Here is how it works. When the client arrives I quickly show them in, point out where the toilet is (many have travelled far) and offer “Tea of coffee?”
This is a bind of comparable choice. I have not asked, “Would you like a drink?” which is a simple “yes or no” question. The bind is to accepting a drink, and the choice is either tea or coffee.
Here are the possible answers that a person might give.
- Neither thanks
- No thanks
- Oh, I’ll just have a glass of water, please
- Do you have herbal tea?
- I’ll have whatever you are having
This might sound a bit daft, but the response that is given can be a remarkable predictor on how well the client session is going to go. The person who accepts either tea or coffee will invariably be co-operative and engaging in the therapeutic process. This doesn’t mean that they will be easy to “cure”, but certainly will be easy to work with towards that “cure”.
Not everyone drinks tea or coffee, and some, having travelled far and arrived early, may have just come from the café around the corner, but don’t want to reject what is offered. These are the people who will say something along the lines of, “Oh, I’ll just have a glass of water, thanks.”
Independent thinkers will request an alternative such as “herbal tea.” Nearly always, these are the clients who come to learn rather than be “therapised”, and will actively ask questions, discuss, argue and apply what they learn to themselves.
The people who say, “Oh, I’ll have whatever you are having” have usually come to be therapised and look to be led and directed in their responses.
The client who rejects the offer outright will nearly always be the “difficult” client. Difficulties emerge in their response sets along the lines of:
- Most answers to most questions begin with “I don’t know…”
- When pressed, the client will just sit there silently, as though in deep inner contemplation, and then eventually look up and ask, “What was the question?”
- “Yes, but…” is a common expression for them
- “What if…” is their preferred style of questioning (“What if…” is a way of generating a counterexample to any generalisation that is created)
- Any responses that are given tend to be tangential (basically, they don’t answer the question)
- The client will tend to focus on the performance of their therapists, past and present and offer critical reviews on these performances. They can be very good at not talking about themselves but preferring to discuss the behaviours of others.
- The client will expect the therapist to “fix” them without their own active engagement in any process. This is what my colleague Nick Kemp refers to as “The Magic Wand Mind Set.”
In younger and more naïve times, I would attempt to do “therapy” in the face of all these behaviours.
It rarely went well. Now, I will actively address these behaviours – address what is happening in the here and now, what is right in front of you.
In my book, “The Rainbow Machine” I give the example of the man with “low self-esteem” who thought he was unlikeable (he was pretty much right about that). What his previous counsellor had missed, or ignored, this man’s ongoing behaviours, his dress sense, his level of hygiene, his hair cut (all of which were appalling) and instead chose to focus on the therapeutic goal of raising this unfortunate man’s self-esteem.
Try this in your next client session. Offer tea or coffee.

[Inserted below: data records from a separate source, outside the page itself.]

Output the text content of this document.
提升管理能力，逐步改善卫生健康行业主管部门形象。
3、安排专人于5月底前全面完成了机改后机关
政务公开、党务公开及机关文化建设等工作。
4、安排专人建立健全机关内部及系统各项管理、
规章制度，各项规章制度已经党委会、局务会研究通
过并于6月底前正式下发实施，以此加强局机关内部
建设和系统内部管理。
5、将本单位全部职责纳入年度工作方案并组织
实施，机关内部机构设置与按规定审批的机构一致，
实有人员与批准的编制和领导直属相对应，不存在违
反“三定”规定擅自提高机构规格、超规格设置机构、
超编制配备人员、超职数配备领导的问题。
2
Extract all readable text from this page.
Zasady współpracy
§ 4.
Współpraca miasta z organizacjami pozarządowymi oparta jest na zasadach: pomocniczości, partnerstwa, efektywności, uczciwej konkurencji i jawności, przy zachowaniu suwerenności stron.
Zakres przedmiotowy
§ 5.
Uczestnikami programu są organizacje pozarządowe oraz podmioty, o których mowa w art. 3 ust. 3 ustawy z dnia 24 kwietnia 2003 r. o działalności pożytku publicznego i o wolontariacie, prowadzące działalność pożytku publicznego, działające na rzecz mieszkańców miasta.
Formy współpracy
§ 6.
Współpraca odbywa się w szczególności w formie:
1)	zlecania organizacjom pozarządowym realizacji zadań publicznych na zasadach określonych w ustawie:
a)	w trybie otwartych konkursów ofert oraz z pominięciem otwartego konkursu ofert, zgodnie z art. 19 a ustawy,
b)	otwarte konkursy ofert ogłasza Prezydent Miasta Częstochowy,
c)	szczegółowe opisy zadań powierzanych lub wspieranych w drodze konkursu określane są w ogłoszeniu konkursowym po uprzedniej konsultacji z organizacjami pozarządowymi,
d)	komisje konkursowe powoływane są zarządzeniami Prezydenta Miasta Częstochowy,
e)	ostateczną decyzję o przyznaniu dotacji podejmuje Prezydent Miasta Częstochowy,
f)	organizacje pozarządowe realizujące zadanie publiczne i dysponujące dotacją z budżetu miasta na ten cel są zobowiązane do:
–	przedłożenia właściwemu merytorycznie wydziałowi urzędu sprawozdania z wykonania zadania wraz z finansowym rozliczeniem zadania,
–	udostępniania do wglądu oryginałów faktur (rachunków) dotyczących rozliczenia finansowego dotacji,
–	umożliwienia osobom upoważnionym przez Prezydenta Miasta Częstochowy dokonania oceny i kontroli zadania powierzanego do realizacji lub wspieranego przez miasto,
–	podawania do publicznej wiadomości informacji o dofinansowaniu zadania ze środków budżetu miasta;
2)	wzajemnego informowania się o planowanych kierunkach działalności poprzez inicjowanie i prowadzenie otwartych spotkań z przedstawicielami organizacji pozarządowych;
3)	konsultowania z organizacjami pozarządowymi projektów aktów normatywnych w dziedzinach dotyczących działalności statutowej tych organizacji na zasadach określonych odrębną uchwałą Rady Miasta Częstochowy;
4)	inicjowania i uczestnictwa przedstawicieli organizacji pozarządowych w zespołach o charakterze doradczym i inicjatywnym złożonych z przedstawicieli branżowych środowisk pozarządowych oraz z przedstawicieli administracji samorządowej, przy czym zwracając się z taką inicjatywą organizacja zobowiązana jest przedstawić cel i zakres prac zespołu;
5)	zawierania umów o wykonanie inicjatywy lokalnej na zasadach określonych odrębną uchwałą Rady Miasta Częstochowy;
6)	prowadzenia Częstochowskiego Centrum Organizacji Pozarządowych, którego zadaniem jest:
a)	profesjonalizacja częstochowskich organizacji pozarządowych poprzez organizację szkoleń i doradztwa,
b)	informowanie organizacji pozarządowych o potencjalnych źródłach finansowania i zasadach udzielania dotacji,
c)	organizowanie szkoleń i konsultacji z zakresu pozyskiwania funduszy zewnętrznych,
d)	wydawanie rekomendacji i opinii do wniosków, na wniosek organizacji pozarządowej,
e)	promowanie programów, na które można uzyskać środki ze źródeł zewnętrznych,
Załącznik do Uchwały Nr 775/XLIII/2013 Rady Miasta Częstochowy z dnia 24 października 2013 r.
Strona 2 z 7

If the client rejects it, do this. Say, “It’s not a choice. Do you want tea or coffee?” and do this dead-pan, don’t be tempted to break the emerging tension. This is difficult to do at first, as it goes against what so many of us do naturally. I like to allow the tension to rise a little and watch how the client handles this.
Either the client will acquiesce, or a standoff will emerge. The standoff takes as long as it takes. Wherever possible, I like to get the stand off out of the way before the session begins proper. It makes things much easier that way.